If you want the starts to be moving in a circular motion, point North if you live in North America, and South if in South America. A wide lens will also give it a more circular look, if a telephoto is used they will generally just be curved lines across the sky. The wider the lens the more you can get away with not being pointed directly North.

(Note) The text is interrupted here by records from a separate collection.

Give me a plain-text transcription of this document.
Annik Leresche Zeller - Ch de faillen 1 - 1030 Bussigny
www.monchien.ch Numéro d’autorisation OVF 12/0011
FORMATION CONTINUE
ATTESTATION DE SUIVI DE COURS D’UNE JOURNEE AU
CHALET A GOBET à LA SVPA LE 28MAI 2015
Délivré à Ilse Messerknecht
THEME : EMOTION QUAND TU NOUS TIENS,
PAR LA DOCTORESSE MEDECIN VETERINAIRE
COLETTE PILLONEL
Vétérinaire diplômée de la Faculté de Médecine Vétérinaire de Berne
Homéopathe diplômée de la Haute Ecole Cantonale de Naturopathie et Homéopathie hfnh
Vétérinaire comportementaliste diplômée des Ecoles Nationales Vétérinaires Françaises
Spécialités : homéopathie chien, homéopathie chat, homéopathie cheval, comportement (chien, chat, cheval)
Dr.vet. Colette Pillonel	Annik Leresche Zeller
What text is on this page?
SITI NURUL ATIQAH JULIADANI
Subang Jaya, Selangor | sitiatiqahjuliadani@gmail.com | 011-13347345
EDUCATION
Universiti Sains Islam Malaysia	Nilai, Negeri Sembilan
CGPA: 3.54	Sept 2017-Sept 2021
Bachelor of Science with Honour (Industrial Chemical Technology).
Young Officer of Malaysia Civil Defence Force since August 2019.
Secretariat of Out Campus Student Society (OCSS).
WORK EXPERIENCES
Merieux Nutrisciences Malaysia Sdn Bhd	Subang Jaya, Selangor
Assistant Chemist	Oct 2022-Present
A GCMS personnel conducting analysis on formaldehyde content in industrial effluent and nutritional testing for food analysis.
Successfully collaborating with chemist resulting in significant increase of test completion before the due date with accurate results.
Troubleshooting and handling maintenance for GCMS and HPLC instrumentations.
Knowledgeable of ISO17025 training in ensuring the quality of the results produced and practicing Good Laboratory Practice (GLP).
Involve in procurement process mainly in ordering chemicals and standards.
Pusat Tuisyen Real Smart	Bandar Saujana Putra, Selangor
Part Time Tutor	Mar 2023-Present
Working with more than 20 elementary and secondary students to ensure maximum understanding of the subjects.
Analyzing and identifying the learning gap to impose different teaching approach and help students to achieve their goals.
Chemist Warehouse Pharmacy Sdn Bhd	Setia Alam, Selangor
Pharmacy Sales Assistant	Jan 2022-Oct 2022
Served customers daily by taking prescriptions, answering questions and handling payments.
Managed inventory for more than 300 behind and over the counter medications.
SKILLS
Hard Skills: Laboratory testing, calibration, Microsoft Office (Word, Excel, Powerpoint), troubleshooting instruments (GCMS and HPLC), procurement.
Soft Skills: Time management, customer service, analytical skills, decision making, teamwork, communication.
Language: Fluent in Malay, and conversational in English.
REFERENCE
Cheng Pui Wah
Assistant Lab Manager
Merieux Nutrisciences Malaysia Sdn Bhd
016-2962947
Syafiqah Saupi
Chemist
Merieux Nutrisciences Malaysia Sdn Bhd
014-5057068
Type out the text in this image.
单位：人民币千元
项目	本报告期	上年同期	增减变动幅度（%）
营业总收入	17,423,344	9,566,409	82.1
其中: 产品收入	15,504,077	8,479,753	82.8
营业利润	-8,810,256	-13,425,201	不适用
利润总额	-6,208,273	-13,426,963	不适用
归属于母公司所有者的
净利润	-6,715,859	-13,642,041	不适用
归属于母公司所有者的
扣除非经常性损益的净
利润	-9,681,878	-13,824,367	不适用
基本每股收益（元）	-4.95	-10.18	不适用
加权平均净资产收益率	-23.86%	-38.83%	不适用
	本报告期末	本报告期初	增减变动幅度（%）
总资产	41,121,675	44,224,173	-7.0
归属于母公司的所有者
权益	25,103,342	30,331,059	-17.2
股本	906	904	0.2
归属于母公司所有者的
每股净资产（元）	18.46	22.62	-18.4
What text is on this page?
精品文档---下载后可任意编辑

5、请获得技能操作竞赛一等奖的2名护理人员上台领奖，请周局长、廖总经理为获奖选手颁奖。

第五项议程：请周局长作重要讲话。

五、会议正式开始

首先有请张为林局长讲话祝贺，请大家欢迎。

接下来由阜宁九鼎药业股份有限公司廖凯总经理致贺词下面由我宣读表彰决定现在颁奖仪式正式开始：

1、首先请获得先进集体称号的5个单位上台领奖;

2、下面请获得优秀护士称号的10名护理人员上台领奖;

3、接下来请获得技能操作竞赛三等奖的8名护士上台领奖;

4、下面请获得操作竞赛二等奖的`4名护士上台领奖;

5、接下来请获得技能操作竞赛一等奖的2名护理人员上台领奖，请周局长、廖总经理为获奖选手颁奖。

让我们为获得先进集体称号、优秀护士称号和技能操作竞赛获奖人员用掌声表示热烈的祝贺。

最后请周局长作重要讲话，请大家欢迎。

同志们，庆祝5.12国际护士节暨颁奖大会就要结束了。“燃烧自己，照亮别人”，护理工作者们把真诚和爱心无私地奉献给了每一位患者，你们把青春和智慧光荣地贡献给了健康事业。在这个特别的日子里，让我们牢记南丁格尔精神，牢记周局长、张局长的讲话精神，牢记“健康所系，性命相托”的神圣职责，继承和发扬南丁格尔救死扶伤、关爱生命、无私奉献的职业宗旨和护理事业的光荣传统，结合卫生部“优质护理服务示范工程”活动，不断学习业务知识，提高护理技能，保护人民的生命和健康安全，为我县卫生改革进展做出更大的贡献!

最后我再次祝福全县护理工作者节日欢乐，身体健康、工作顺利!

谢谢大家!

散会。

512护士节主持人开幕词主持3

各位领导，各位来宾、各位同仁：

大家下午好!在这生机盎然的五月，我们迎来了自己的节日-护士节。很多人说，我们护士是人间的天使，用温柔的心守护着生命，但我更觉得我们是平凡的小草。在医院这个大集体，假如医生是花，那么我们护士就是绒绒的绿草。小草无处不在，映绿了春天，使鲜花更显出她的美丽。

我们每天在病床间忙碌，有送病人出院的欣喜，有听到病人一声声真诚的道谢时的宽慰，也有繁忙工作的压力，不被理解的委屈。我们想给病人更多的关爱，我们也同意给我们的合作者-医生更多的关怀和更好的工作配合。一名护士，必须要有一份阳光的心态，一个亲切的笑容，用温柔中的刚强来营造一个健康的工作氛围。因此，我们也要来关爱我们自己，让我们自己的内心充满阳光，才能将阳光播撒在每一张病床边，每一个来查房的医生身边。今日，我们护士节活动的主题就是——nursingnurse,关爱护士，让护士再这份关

The big question is how do you calculate the exposure for a shot like this? I start by taking a 30 second exposure at maximum aperture and as high ISO as need be. This isn't a keeper shot, it is the basis for a little math. My test shot was 30" F2.8, ISO 6400. From there it's simple math, for every step of adjustment to the ISO and aperture, the length of exposure must be adjusted equally. Reducing ISO 6400 to 200 is five stops. So now my exposure time needs to double five times. 30", 1', 2', 4', 8', 16'. Then adjust the aperture; from 2.8, 4, 5.6, 8 , 11: a four stop adjustment. So exposure is lengthened: 16', 32', 64', 128', 256'. My original was brighter than I wanted, so I did some guesswork and dropped the exposure a bit under a stop: from 256 minutes to 160. Now a two and a half hour plus exposure is going to pick up a massive amount of noise and hot pixels, so I split it into ten separate exposures and used the "multiple exposure" feature on the D700, which crapped out of me, forcing me to combine the multiple exposures in photoshop, which is quite easy to do.
If you want one more detail,, it's worth noting that many newer lenses have rounded aperture blades, which will not give you the star shape seen emanating from the van. Instead it would just be a blob of light. These "sun stars" are an added bonus of the older lenses.